Fossil find rattles sabres

Short wide teeth and shorter legs are a unique combination

Two stunning fossils of the sabre-toothed tiger are forcing palaeontologists to reassess the big cat that became extinct more than 11,000 years ago.

Amateur fossil collectors discovered a completely new type while searching a mining fissure in central Florida.
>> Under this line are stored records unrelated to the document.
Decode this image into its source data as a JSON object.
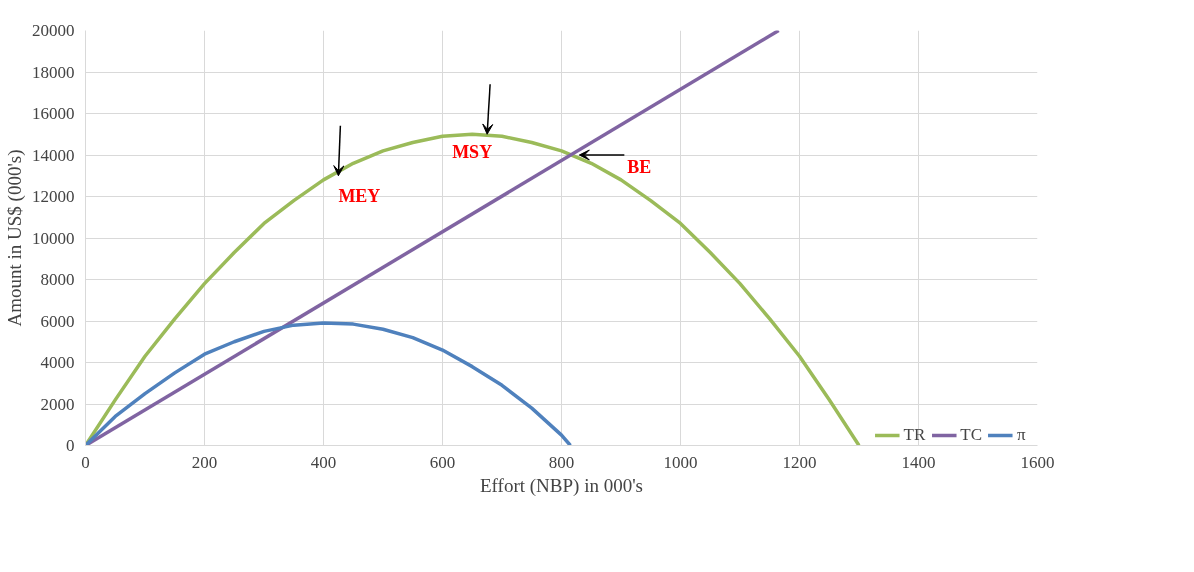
{
  "chart_data": {
    "type": "line",
    "xlabel": "Effort (NBP) in 000's",
    "ylabel": "Amount in US$ (000's)",
    "xlim": [
      0,
      1600
    ],
    "xticks": [
      0,
      200,
      400,
      600,
      800,
      1000,
      1200,
      1400,
      1600
    ],
    "ylim": [
      0,
      20000
    ],
    "yticks": [
      0,
      2000,
      4000,
      6000,
      8000,
      10000,
      12000,
      14000,
      16000,
      18000,
      20000
    ],
    "grid": true,
    "legend": "bottom right",
    "series": [
      {
        "name": "TR",
        "color": "#9bbb59",
        "x": [
          0,
          50,
          100,
          150,
          200,
          250,
          300,
          350,
          400,
          450,
          500,
          550,
          600,
          650,
          700,
          750,
          800,
          850,
          900,
          950,
          1000,
          1050,
          1100,
          1150,
          1200,
          1250,
          1300
        ],
        "values": [
          0,
          2200,
          4300,
          6100,
          7800,
          9300,
          10700,
          11800,
          12800,
          13600,
          14200,
          14600,
          14900,
          15000,
          14900,
          14600,
          14200,
          13600,
          12800,
          11800,
          10700,
          9300,
          7800,
          6100,
          4300,
          2200,
          0
        ]
      },
      {
        "name": "TC",
        "color": "#8064a2",
        "x": [
          0,
          1165
        ],
        "values": [
          0,
          20000
        ]
      },
      {
        "name": "π",
        "color": "#4f81bd",
        "x": [
          0,
          50,
          100,
          150,
          200,
          250,
          300,
          350,
          400,
          450,
          500,
          550,
          600,
          650,
          700,
          750,
          800,
          815
        ],
        "values": [
          0,
          1400,
          2500,
          3500,
          4400,
          5000,
          5500,
          5800,
          5900,
          5850,
          5600,
          5200,
          4600,
          3800,
          2900,
          1800,
          500,
          0
        ]
      }
    ],
    "annotations": [
      {
        "text": "MEY",
        "x": 425,
        "y": 13000
      },
      {
        "text": "MSY",
        "x": 675,
        "y": 15000
      },
      {
        "text": "BE",
        "x": 830,
        "y": 14000
      }
    ]
  }
}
"The find is the most interesting fossil carnivore discovery since 1970," says Larry Dean Martin, senior curator of palaeontology at Kansas University's Natural History Museum.


[ image: Dr Martin examines the three types of sabre-toothed tiger]
Dr Martin examines the three types of sabre-toothed tiger
Dr Martin is an authority on sabre-toothed cats and believes the two fossilised animals represent a completely new species of sabre-toothed tiger.

He said the "xenosmilus" - the proposed name for the new find - will force researchers to rewrite the textbooks on the extinct animal.

Different categories

"It appears to be a new design of sabre-toothed cat," Dr Martin explained. "The diversity of sabre-toothed cats in North America has changed by one-third."

Before the discovery, the cats fell into two categories based on their upper canines:

  • Dirk-tooth - two long, narrow upper canine teeth and short legs. This animal was built like a bear
  • Scimitar-tooth - two shorter, broader upper canines and long legs. This cat looked more like the modern day cheetah.

The new discovery "blew that notion away," said Dr Martin. The xenosmilus has two short, broad upper canines and short legs.

"When I first saw the picture of the cranium with the two short and broad upper canines, I knew what it was," Martin said. "Then I saw the legs and the two didn't go together."

Social animals

The two collectors found the skeletons while searching for fossils of peccaries - large wild pigs. In one spot, they found dozens of pig remains and also the two big cats.

The location was probably a den for the two animals in which they devoured their game. The tiger fossils are estimated to be more than one million years ago.


[ image: Teeth could have been only for display, like antlers]
Teeth could have been only for display, like antlers

According to Larry Dean Martin, xenosmilus would appear to be a more specialised sabre-toothed cat.

"This raises the questions: did the xenosmilus become extinct at this time, and did the smilodon - a more modern sabre-toothed cat about 20,000 years old - become dominant only after the xenosmilus became extinct?"

Prior to this discovery, the best-known location for sabre-toothed cat fossils were in the fossil tar pits at Rancho La Brea in Los Angeles.

Sabre-toothed tigers are among the most impressive and best known carnivores to have lived during the last Ice Age. They probably lived on grassy plains and in open woodland.

The purpose of their fearsome teeth has been hotly debated. Some have suggested the canines were used for killing prey.

Others believe the teeth had a display purpose much like most horns and antlers are used by modern animals. If this is correct, it would support the idea that sabre-tooths were social animals.